Moreover, people still pay for traditional software like Adobe, while video generation tools see low user payment rates, questioning their profitability.

AI-generated video tools are predominantly producing short series due to technical limitations, having little impact on longer videos and films. As iQiyi CEO Gong Yu recently discussed, AIGC has started impacting the content industry, though it's still far from meeting industry standards.

Therefore, while Pika has raised expectations for AI-generated video, there's still a long way to go before reaching ideal results. AI video's "iPhone moment" or killer app has yet to arrive.

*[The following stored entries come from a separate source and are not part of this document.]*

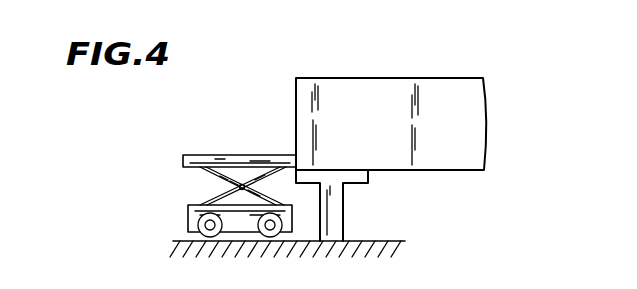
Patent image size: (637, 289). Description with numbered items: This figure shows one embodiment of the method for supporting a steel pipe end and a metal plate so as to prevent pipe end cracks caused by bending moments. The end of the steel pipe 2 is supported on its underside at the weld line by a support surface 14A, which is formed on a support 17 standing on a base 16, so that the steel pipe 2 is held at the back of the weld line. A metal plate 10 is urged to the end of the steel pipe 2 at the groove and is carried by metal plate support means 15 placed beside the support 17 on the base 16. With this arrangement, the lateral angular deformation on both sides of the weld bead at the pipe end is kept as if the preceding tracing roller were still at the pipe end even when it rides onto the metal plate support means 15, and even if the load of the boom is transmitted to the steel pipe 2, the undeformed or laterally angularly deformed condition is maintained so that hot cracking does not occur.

The steel pipe 2 is at (437, 107).
The metal plate 10 is at (245, 157).
The support surface 14A is at (340, 168).
The metal plate support means 15 is at (220, 202).
The base 16 is at (377, 241).
The support 17 is at (337, 207).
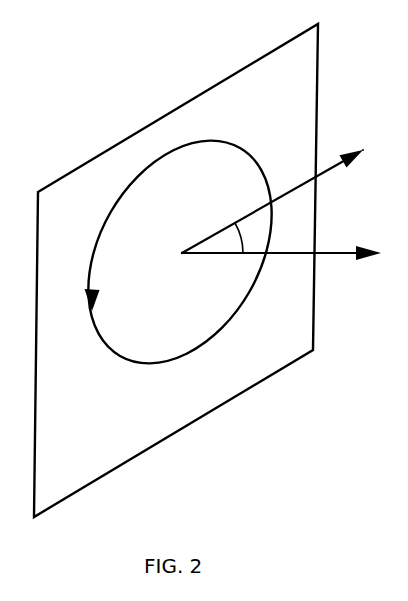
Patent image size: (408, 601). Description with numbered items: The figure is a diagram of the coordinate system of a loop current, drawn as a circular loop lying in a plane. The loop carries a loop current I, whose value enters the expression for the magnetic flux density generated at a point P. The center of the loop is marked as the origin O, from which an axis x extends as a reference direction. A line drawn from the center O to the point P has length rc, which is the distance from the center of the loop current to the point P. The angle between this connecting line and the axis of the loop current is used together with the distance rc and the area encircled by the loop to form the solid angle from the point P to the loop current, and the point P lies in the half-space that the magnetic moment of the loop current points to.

The loop current I is at (180, 252).
The origin / center of loop O is at (174, 263).
The x axis x is at (281, 264).
The distance from the center of the loop current to the point P rc is at (272, 201).
The point P is at (367, 168).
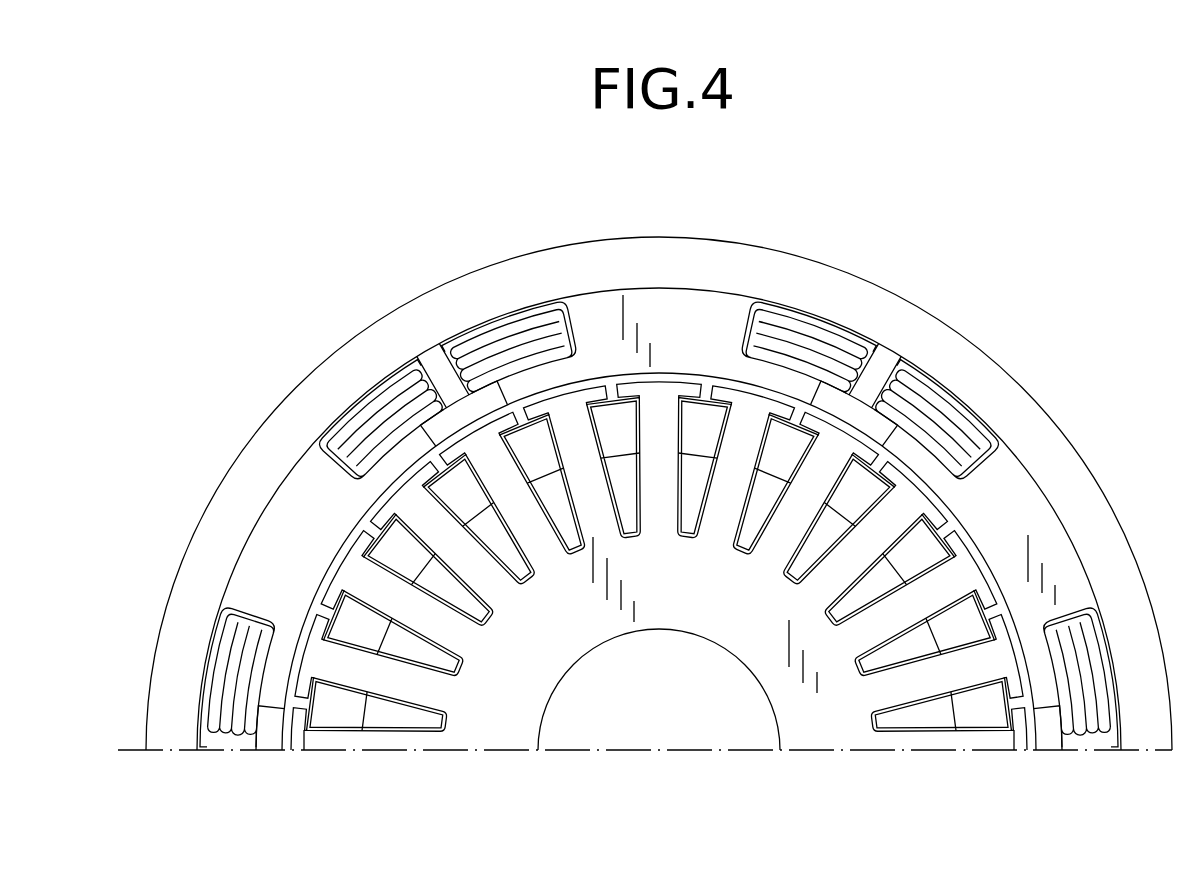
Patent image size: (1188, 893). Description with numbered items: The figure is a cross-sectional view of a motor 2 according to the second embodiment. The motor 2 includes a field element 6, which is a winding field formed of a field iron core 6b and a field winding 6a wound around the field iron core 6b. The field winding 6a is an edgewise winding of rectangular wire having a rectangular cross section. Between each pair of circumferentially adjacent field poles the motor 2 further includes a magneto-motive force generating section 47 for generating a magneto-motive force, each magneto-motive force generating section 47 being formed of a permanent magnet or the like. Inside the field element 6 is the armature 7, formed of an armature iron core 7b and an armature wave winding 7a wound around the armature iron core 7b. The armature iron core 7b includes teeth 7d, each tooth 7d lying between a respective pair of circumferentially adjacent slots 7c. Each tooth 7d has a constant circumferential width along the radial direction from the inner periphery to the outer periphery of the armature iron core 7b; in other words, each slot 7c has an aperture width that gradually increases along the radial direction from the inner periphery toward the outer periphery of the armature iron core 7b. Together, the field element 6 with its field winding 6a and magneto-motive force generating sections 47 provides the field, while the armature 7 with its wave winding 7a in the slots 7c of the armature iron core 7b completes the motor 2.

The motor 2 is at (966, 302).
The field element 6 is at (282, 757).
The field winding 6a is at (508, 336).
The field iron core 6b is at (662, 307).
The magneto-motive force generating section 47 is at (462, 407).
The armature 7 is at (535, 757).
The armature wave winding 7a is at (990, 713).
The armature iron core 7b is at (814, 720).
The slot 7c is at (923, 563).
The tooth 7d is at (888, 522).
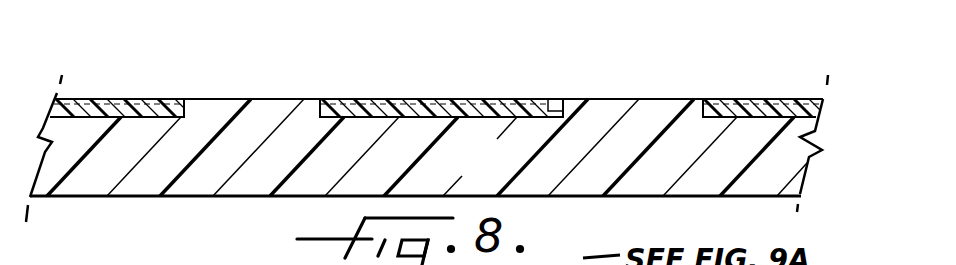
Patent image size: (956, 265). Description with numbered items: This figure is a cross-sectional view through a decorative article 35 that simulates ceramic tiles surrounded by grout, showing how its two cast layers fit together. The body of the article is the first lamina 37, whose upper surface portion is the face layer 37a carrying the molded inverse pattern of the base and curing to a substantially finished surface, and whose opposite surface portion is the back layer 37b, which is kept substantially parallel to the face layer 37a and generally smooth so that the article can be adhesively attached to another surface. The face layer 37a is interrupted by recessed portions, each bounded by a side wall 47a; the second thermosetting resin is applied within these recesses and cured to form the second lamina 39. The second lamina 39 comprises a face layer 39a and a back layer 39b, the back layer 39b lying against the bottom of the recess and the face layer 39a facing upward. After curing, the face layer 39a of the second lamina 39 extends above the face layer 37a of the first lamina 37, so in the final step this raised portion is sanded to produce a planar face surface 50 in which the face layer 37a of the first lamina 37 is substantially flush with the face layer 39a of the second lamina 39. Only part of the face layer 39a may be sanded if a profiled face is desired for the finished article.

The decorative article 35 is at (300, 82).
The first lamina 37 is at (182, 183).
The face layer of the first lamina 37a is at (680, 100).
The back layer of the first lamina 37b is at (285, 197).
The second lamina 39 is at (160, 98).
The face layer of the second lamina 39a is at (530, 99).
The back layer of the second lamina 39b is at (430, 117).
The side wall of recessed portion 47a is at (547, 100).
The planar face surface 50 is at (793, 100).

Pika's AI-generated video app has reignited interest in this field, backed by multimodal large-scale models like GPT-4V and technologies like Dalle-3, Midjourney, and Stable Diffusion. These advancements are set to revolutionize industries like film, entertainment, and advertising.

AI video faces uncertainties and challenges, including copyright issues, originality protection, and ensuring content quality and compliance. The rising computational costs of running advanced AI models, with growing user bases, are a concern.

Supported by investors and former OpenAI board members and scientists, Pika is poised to become a potential game-changer, offering a platform akin to TikTok but more automated and intelligent, making video creation simpler for average users.

The rise of video AI marks a new phase in AI competition, with companies and research institutions vying for dominance. Future innovations in algorithms, like Transformers, could herald a new era of video models, potentially leading to the next hot content platform like TikTok.